En Europe, les liens entre politique et religion restent étroits

En France, l'UMP, le parti présidentiel organise ce mardi 5 avril un débat sur la laïcité. Débat jugé par certains inutile, voire stigmatisant pour l'islam. Reste que le questionnement sur la place de la religion dans l’espace public se pose, de manière différente selon les  pays européens.

Par Franck Weil-Rabaud (avec la collaboration de Tudor Tépénéag et de Cécile Debarge)

La France est en Europe un exemple unique où la séparation entre l’Eglise et l’Etat est établie par une loi datant de 1905. Mais, un peu plus d’un siècle plus tard, la présence de citoyens de confession musulmane dans les sociétés européennes a modifié les termes du débat.

Pour Raphaël Liogier, sociologue et professeur à l'Institut d’études politiques d'Aix-en-Provence, « les sociétés européennes vivent une crise d’identité. Les Européens cherchent à retrouver des racines, à savoir ce qu’ils sont. Comment ils n’arrivent pas à se mettre d’accord, ils se définissent par rapport à ce qu’ils ne sont pas et c’est là qu’intervient l’islam.
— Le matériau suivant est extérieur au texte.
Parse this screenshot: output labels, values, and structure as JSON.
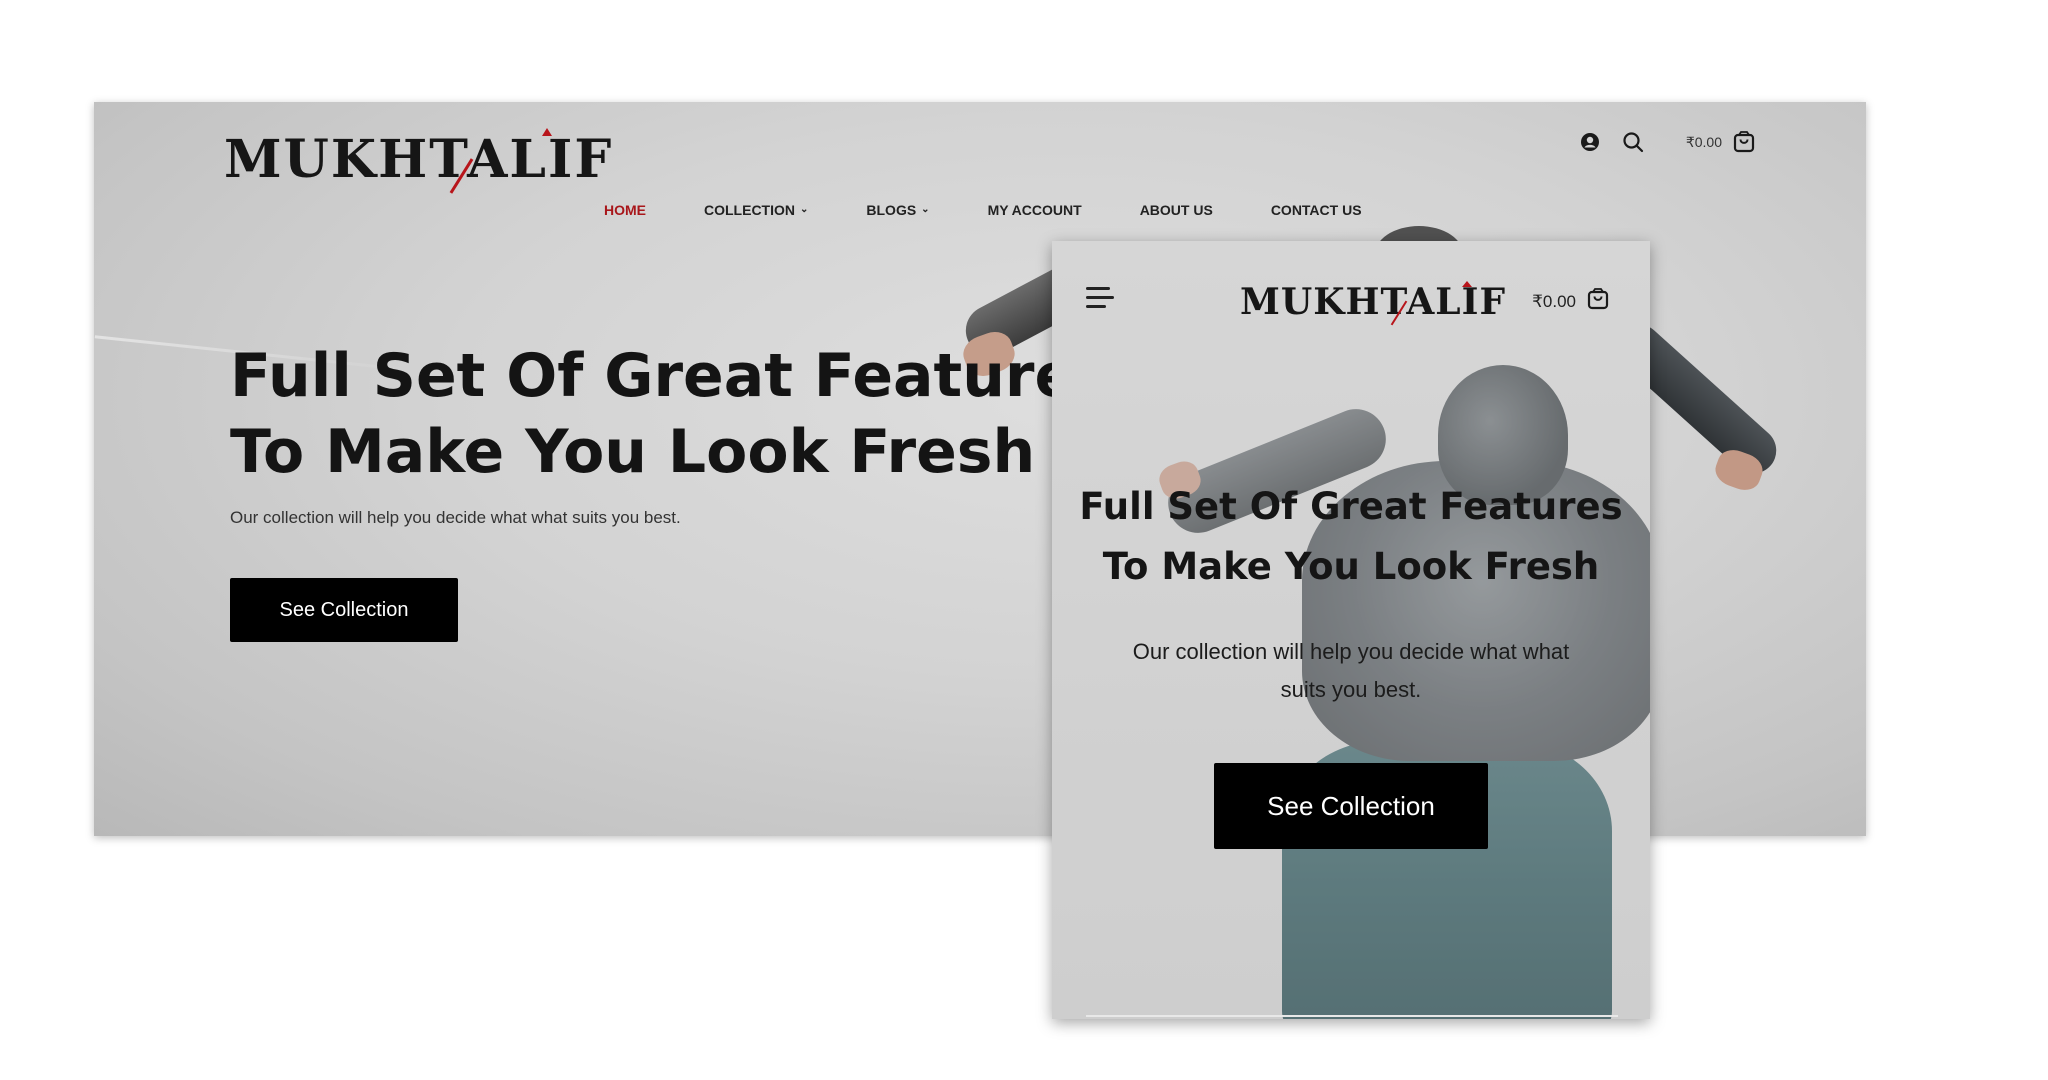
{
  "brand": {
    "logo_text": "MUKHTALIF",
    "accent_color": "#b8151b"
  },
  "desktop": {
    "nav": {
      "items": [
        {
          "label": "HOME",
          "active": true,
          "dropdown": false
        },
        {
          "label": "COLLECTION",
          "active": false,
          "dropdown": true
        },
        {
          "label": "BLOGS",
          "active": false,
          "dropdown": true
        },
        {
          "label": "MY ACCOUNT",
          "active": false,
          "dropdown": false
        },
        {
          "label": "ABOUT US",
          "active": false,
          "dropdown": false
        },
        {
          "label": "CONTACT US",
          "active": false,
          "dropdown": false
        }
      ]
    },
    "header_icons": [
      "account-icon",
      "search-icon",
      "cart-icon"
    ],
    "cart_total": "₹0.00",
    "hero": {
      "title_line1": "Full Set Of Great Features",
      "title_line2": "To Make You Look Fresh",
      "subtitle": "Our collection will help you decide what what suits you best.",
      "cta_label": "See Collection"
    }
  },
  "mobile": {
    "menu_icon": "hamburger-menu-icon",
    "cart_total": "₹0.00",
    "hero": {
      "title_line1": "Full Set Of Great Features",
      "title_line2": "To Make You Look Fresh",
      "subtitle": "Our collection will help you decide what what suits you best.",
      "cta_label": "See Collection"
    }
  },
  "colors": {
    "active_nav": "#a8161a",
    "button_bg": "#000000",
    "button_text": "#ffffff"
  }
}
L’islam est devenu le négatif de l’identité européenne ».

Dans certains pays, la problématique a même pris une tournure plus violente. C'est le cas au Danemark où un parti d'extrême droite, soutien de la coalition gouvernementale, s'en prend directement aux musulmans comme en témoigne Hamid El Musti, conseiller municipal à Copenhague et originaire du Maroc:

La place de l’islam est également au centre du débat politique en Allemagne. Et comme en France, c'est l'intégration des musulmans qui est mise en question par le parti au pouvoir de centre droit. Explications de Stefen Seidendorf de l'Institut franco-allemand de Ludwigsburg:

Dans les pays à forte tradition catholique, même si l'Etat est laïc, les rapports entre politique et religion restent étroits. C'est le cas en Italie. « Des hommes politiques de premier plan parlent de l’Italie comme d’un pays catholique » note Marco Bontempi, sociologue à l'université de Florence. « Cela s’explique par l’influence politique de l’Eglise. Cette influence, les autres religions ne l’ont pas. Et cela représente forcément un obstacle pour ces autres religions pour participer à la vie publique ».

En Espagne, autre pays de tradition catholique, les autorités gouvernementales, depuis l’accession au pouvoir de José Luis Zapatero et des socialistes, ont au contraire tout fait pour se défaire de l'influence de l'Eglise. Pour le journaliste Inigo Picabia, « on peut même parler de guerre lorsque le gouvernement a fait voter des lois en faveur du mariage homosexuel ou de l’avortement. On a vu des évêques descendre dans la rue et participer à des manifestations contre le gouvernement ».

La laïcité offre donc en Europe un visage aussi multiple que les pays qui la composent. Mais la crise identitaire semble, elle, très largement partagée avec le risque non négligeable de voir certains citoyens être stigmatisés en raison de leur croyance religieuse.